Definitie en uitgangspunten COPD

Lees voor

Diagnostische fase


Chronic Obstructive Pulmonary Disease (chronisch obstructief longlijden, ofwel COPD), is een verzamelnaam voor longaandoeningen, gekenmerkt door een niet (geheel) reversibele luchtwegobstructie. De obstructie is doorgaans progressief en wordt geassocieerd met een abnormale inflammatoire reactie van de longen op schadelijke prikkels, vooral roken en fijnstofdeeltjes. Naast longklachten veroorzaakt COPD bij een aantal patiënten ook systemische afwijkingen, zoals verminderde spiermassa, gewichtsverlies en soms zelfs pulmonale hypertensie. Genezing van COPD is niet mogelijk, maar we kunnen de ziektelast wel verminderen en de progressie van de klachten afremmen. Toch ervaren mensen met COPD vaak een zware ziektelast die in tijd toeneemt.

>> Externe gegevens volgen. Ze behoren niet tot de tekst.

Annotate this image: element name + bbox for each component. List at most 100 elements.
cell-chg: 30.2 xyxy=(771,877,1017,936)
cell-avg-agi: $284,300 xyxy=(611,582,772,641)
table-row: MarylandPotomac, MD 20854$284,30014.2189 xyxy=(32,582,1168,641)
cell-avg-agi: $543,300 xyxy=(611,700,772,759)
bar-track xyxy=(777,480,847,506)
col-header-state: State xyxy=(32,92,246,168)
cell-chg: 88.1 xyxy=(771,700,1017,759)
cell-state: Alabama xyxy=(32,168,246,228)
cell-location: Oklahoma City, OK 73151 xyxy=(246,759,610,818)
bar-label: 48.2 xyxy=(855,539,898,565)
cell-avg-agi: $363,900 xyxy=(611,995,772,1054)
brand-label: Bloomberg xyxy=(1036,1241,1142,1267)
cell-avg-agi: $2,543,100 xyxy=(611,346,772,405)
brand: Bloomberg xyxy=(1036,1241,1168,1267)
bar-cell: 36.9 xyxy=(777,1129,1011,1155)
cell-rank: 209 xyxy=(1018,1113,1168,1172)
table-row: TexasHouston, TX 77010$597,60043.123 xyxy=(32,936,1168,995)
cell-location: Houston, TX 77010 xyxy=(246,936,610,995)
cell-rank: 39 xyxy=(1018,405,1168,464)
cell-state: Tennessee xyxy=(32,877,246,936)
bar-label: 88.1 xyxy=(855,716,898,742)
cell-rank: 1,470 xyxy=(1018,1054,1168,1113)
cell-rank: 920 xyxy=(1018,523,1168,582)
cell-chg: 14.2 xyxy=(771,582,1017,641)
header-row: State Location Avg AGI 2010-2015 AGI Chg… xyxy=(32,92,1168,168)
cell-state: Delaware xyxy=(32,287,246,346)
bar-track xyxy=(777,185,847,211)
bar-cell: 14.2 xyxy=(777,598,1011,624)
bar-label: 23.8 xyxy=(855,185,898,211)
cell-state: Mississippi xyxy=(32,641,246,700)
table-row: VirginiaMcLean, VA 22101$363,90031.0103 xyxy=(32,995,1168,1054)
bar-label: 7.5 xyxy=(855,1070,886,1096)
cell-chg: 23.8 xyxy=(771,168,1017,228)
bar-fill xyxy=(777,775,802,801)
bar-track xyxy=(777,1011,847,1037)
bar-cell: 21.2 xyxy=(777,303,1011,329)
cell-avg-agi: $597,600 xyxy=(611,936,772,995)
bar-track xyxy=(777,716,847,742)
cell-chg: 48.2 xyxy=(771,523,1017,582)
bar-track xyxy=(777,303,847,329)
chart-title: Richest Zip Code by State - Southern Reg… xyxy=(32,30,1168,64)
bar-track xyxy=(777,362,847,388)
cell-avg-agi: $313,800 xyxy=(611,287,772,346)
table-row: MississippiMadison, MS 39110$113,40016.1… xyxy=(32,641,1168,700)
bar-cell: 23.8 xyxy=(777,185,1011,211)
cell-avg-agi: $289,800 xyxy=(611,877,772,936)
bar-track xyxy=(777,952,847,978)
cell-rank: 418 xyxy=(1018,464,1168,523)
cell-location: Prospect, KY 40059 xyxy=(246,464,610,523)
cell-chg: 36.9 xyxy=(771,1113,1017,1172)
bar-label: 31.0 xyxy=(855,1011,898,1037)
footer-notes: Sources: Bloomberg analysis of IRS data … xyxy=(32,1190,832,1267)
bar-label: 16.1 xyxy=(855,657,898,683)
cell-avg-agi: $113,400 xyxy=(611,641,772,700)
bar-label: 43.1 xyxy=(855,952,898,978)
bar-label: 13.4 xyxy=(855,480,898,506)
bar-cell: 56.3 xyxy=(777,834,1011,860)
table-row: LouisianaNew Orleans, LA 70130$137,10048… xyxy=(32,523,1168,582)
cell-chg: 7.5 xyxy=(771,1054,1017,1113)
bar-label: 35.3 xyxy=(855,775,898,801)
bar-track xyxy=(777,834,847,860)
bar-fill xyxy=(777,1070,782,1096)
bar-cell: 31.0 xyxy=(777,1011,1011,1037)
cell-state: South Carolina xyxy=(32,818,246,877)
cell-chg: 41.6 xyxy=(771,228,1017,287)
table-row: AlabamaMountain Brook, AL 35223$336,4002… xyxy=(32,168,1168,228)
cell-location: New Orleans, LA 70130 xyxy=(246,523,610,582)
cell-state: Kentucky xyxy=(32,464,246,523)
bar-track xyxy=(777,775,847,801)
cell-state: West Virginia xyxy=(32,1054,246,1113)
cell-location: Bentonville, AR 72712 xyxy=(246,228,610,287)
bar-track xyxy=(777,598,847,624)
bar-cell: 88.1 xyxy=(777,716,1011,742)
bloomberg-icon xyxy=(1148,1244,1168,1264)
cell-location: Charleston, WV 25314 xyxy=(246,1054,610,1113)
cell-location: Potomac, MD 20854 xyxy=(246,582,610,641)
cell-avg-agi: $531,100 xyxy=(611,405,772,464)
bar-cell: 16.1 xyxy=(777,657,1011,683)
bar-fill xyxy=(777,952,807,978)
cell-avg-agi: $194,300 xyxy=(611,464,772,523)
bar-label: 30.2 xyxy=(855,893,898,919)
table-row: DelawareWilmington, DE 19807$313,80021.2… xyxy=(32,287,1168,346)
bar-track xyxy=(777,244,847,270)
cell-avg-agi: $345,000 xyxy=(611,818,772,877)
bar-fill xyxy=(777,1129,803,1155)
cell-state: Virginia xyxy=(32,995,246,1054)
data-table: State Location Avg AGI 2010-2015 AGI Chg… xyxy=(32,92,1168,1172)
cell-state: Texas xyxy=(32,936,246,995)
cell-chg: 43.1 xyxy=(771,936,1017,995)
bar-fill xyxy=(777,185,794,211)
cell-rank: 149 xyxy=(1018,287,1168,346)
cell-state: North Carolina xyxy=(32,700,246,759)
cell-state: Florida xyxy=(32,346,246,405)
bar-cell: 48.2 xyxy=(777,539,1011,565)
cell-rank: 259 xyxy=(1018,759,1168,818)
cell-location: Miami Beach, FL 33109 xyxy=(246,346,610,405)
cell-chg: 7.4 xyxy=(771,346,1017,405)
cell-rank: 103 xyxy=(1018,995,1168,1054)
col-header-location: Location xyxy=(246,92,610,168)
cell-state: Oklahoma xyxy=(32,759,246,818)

  • Bij een longaanval van COPD verslechtert de conditie van de patiënt binnen één of enkele dagen. Kenmerken zijn een toename van dyspneu en hoesten, al of niet met slijm opgeven meer dan de normale dag-tot-dag variabiliteit.
  • Bij patiënten ouder dan 40 jaar stelt de huisarts de diagnose COPD bij klachten van dyspneu en/of hoesten, al of niet met slijm opgeven, in combinatie met een relevante rookhistorie (> 20 jaar roken of > 15 pakjaren), én een afwijkende FEV1/FVC-ratio na gestandaardiseerde bronchusverwijding.
  • Bij COPD louter op basis van andere risicofactoren zoals chronische blootstelling aan fijnstof of aan andere stoffen in arbeidsomstandigheden kan verwezen worden naar de longarts en/of bedrijfsarts. Bij allochtonen kan blootstelling aan fijnstof, zoals biomassarook zeker een rol spelen. Bij deze groep komt COPD daarom ook wel op jongere leeftijd voor.
  • Bij autochtone patiënten jonger dan 40 jaar komt COPD zelden voor. Het is bijvoorbeeld mogelijk bij alfa-1-antitrypsinedeficiëntie of bij misbruik van (hard)drugs per inhalatie. Hiervoor is verwijzing naar de longarts aangewezen.
  • Hartfalen is een bekende comorbiditeit bij COPD, onder andere door veroudering en gemeenschappelijke risicofactoren, zoals roken, vermoeidheid en weinig bewegen. Hartfalen komt voor bij 25 tot 30 procent van mensen boven de 65 jaar met COPD. Andersom is de prevalentie van COPD bij patiënten met hartfalen 20 tot 30 procent. Onderscheid tussen hartfalen en COPD wordt ook bemoeilijkt door overlap van klachten, zoals kortademigheid en verminderde inspanningstolerantie. Als er twijfel is tussen hartfalen en COPD, is verdere diagnostiek nodig.